Question

Which of the following has the highest freezing point?
A. 1m NaCl solution
B. 1m KCl solution
C. 1m $AlC{l_3}$ solution
D. 1m \[{C_6}{H_{12}}{O_6}\] solution

Answer 1

Hint: This is a question from the colligative property of solutions. Since the molality of all the given solutions is the same, that is, 1 molal, it gives us an idea that we will have to consider the Van’t Hoff factors for these solutions.

Complete answer:
Colligative properties are the properties of a solution which solely depend on the number of particles of the solute and not on the nature or type of solute.
Freezing point of a solution is also a colligative property.
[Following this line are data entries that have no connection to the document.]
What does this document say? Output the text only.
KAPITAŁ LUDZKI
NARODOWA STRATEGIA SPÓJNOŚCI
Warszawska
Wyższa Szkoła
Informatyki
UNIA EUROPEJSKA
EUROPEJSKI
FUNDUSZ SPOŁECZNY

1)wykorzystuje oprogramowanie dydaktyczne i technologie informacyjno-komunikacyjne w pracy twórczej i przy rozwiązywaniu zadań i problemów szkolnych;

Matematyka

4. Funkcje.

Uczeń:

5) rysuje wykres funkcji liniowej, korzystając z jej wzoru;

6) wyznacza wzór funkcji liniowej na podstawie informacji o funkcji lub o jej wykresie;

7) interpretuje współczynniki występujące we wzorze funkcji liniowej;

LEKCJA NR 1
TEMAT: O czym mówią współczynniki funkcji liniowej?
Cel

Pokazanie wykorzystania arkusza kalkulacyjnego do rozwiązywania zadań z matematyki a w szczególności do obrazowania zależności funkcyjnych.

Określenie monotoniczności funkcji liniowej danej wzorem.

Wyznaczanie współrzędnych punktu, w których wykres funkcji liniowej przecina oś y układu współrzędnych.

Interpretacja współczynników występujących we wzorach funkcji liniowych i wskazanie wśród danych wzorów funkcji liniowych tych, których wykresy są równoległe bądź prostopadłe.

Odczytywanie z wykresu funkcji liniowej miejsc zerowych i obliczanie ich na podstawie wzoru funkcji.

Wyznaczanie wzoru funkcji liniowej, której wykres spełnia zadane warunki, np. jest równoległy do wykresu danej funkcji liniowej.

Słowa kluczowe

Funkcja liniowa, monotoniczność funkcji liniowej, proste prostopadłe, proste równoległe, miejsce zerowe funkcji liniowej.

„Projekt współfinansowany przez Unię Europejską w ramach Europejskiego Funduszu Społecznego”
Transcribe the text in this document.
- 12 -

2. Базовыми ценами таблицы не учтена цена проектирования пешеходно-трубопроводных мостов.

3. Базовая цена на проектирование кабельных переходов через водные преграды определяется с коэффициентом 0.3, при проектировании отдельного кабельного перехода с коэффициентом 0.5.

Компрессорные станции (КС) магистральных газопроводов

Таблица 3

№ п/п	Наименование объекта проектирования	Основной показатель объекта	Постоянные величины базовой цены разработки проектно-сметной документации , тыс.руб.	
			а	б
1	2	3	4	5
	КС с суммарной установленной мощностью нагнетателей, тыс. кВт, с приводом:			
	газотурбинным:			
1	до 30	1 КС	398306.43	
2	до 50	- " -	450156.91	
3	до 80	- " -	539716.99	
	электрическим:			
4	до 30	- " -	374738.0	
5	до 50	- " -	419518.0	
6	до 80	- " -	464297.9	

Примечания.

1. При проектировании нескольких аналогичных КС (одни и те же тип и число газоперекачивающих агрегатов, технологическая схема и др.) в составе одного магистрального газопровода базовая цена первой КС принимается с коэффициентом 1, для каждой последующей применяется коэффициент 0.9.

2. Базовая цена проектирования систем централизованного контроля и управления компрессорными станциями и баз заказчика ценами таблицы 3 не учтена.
Whenever a solute is added to a solution, it lowers its original freezing point. The depression in freezing point can be calculated with the formula:
$\Delta {T_s} = i \times {K_f} \times m$
Where, ‘i’ is the Van’t Hoff factor which depends on the degree of association/dissociation of solute in the solution and number of ions produced in the solution:
\[\alpha = \dfrac{{i - 1}}{{n - 1}}\]
Greater the value of n, greater is the van’t hoff factor.
- For NaCl, n=2
- For KCl, n=2
- For $AlC{l_3}$ , n=4
- For \[{C_6}{H_{12}}{O_6}\], n=1

The lowest van’t hoff factor will result in the least depression in freezing point and hence that solution will have the highest freezing point.

Hence, the correct option is D, glucose.

Note: Van’t Hoff factor only comes into play when the solute is an electrolyte, that is, the solute which dissociates or associates when in an aqueous solution. Glucose is a monosaccharide which cannot be dissociated further. Hence is a non electrolyte and its van’t hoff factor is 1.